In recent years, the popularity of Thai cuisine has burgeoned in the Chicago area, and it’s easy to see why. Even a cursory glance at a menu in a typical Thai eatery will tell you that there is something available for just about every taste, from sweet to salty, bitter to spicy, sour to soothing.
Carnivores will find beef, pork, chicken, and a wide variety of seafood. Vegetarian? No problem! There are noodles, rice (glutinous and non-glutinous), tofu, and many kinds of vegetables and fruits. And the food is cooked in almost every way imaginable: stir-fried, steamed, sautéed, baked, boiled, grilled, stewed. Not to mention that it’s healthy and in most cases, quite affordable. So, chances are that if you live in the area, there’s a busy Thai restaurant nearby with many passionate fans. Apparently, that includes one of tonight’s reviewers, who chose Herb in the Edgewater neighborhood. Why does Thai food offer so much variety?

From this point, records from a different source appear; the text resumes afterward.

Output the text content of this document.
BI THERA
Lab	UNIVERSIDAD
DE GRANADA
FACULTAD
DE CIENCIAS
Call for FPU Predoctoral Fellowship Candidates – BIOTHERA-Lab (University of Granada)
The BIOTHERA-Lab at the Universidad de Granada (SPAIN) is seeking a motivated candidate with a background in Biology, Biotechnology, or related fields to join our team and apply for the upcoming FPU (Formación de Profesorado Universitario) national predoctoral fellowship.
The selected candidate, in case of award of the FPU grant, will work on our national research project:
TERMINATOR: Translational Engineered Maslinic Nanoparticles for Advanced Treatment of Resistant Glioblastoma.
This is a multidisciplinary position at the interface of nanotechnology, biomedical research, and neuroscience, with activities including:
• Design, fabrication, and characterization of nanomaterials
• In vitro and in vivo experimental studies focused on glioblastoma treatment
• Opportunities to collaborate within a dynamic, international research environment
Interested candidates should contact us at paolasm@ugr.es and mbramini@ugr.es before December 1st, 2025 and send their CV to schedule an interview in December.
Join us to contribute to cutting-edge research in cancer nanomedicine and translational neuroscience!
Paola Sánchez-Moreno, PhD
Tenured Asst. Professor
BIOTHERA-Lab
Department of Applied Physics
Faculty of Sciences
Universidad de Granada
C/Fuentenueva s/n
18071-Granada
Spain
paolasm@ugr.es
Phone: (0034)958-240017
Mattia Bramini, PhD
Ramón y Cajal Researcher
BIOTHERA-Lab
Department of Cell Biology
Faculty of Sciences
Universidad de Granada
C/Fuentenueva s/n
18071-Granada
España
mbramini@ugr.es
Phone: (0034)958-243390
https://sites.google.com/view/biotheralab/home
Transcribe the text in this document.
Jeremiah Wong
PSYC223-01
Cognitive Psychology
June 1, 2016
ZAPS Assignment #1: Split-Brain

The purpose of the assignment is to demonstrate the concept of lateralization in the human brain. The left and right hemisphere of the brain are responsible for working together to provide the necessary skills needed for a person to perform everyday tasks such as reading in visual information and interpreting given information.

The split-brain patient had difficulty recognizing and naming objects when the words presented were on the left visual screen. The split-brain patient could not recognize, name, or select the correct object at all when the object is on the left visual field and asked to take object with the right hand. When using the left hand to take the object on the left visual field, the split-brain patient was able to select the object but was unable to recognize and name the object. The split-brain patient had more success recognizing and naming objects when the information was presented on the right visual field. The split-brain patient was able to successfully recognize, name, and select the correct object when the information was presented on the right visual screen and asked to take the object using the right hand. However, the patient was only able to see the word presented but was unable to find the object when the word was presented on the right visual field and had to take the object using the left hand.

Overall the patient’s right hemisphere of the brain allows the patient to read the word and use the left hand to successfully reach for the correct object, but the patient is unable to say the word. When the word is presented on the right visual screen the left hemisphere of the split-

The answer may lie in its neighbors, and its forbearers. Thailand (in area about the size of Spain) borders Cambodia, Laos, Malaysia, and Myanmar; is very close in proximity to Vietnam and China; and is just across the Bay of Bengal from India. Add to that list the Persians and the Arabians passing through; the early Europeans who began arriving beginning in the 1500s — from Portugal, the Netherlands, Great Britain, and France; and the more than 40 ethnic groups of which its population is currently composed, and it is easy to see why Thai cuisine is so dizzyingly diverse. All of these influences are present in each dish to large and small degrees, also depending upon the region in Thailand in which you find yourself. The renowned Thai chef Mom Luang (known in the West as McDang) once maintained that the country’s cuisine is characterized by “intricacy; attention to detail; texture; color; taste; and the use of ingredients with medicinal benefits, as well as good flavor, and care being given to the food's appearance, smell and context.”
Most Thai restaurant menus include an English translation of each item, but just in case, here’s a partial glossary of terms (spelling may vary):
- Phat/Pad – stir-fried
- Tom – boiled
- Krop or krob – crispy
- Niao – glutinous or sticky (as applies to rice)
- Nam – soup or broth (literally, “with water added”)
- Kaeng – curry (there are several different kinds, some very hot)
- Kuai tiao – white noodles
- Sen lek – rice noodles
- Ba mi – wheat and egg noodles
- Wun sen – glass (or cellophane) noodles
- Khao – rice
- Nua – beef
- Mu/Moo – pork
- Kai/Gai – chicken
- Khai – egg
- Khai tot – omelette
- Pet – duck
- Pla – fish
- Kung/Gung – shrimp
- Phak/Pak – vegetables
Many dishes (especially from the southern region of Thailand) contain coconut oil or coconut milk. For those worried about nut allergies, you might be wondering if coconuts fall into that category. The short answer is no — it is actually a “drupe,” defined by The Best of Raw Food as “a fruit in which an outer fleshy part surrounds a pit of hardened endocarp with a seed inside.” (It doesn’t sound very appetizing, but keep in mind that the coconut’s fellow drupes include mangoes, apricots, cherries, peaches, plums, nectarines, pistachios, and…wait for it…coffee.) Fruit, by the way, is an important component of Thai cuisine, generally served for dessert, but also as a component in some main dishes. Another popular sweet is roti, a fried envelope of dough with such fillings as banana and chocolate.
Some dining etiquette tips: ideally, Thai food is served “family style” (to be shared) at low tables for diners seated on mats on the floor; traditionally, it was eaten with the right hand only (now, with fork and spoon). Chopsticks are sometimes offered, but only for a noodle dish served in a bowl. Don’t ask for a knife; you should not need one. If you want to dine like a true Thai native, make sure the eldest person at the table gets first access to the serving dishes and begins to eat; if you are the youngest person at the table (within reason!), it is your responsibility to serve the rice.
Each meal includes sauces and pastes to be mixed with the rice, and dishes are flavored with a variety of herbs and spices. Chilies and curries (courtesy of some long-ago Buddhist monks from India, it is said) are also used, making some dishes (fair warning!) quite spicy.
Thai food expert and chef David Thompson has explained that Thai cooking is about “the juggling of disparate elements to create a harmonious finish.” Those “disparate elements” continue to evolve even today as contemporary chefs innovate, making each time you go out for Thai food an exciting culinary adventure.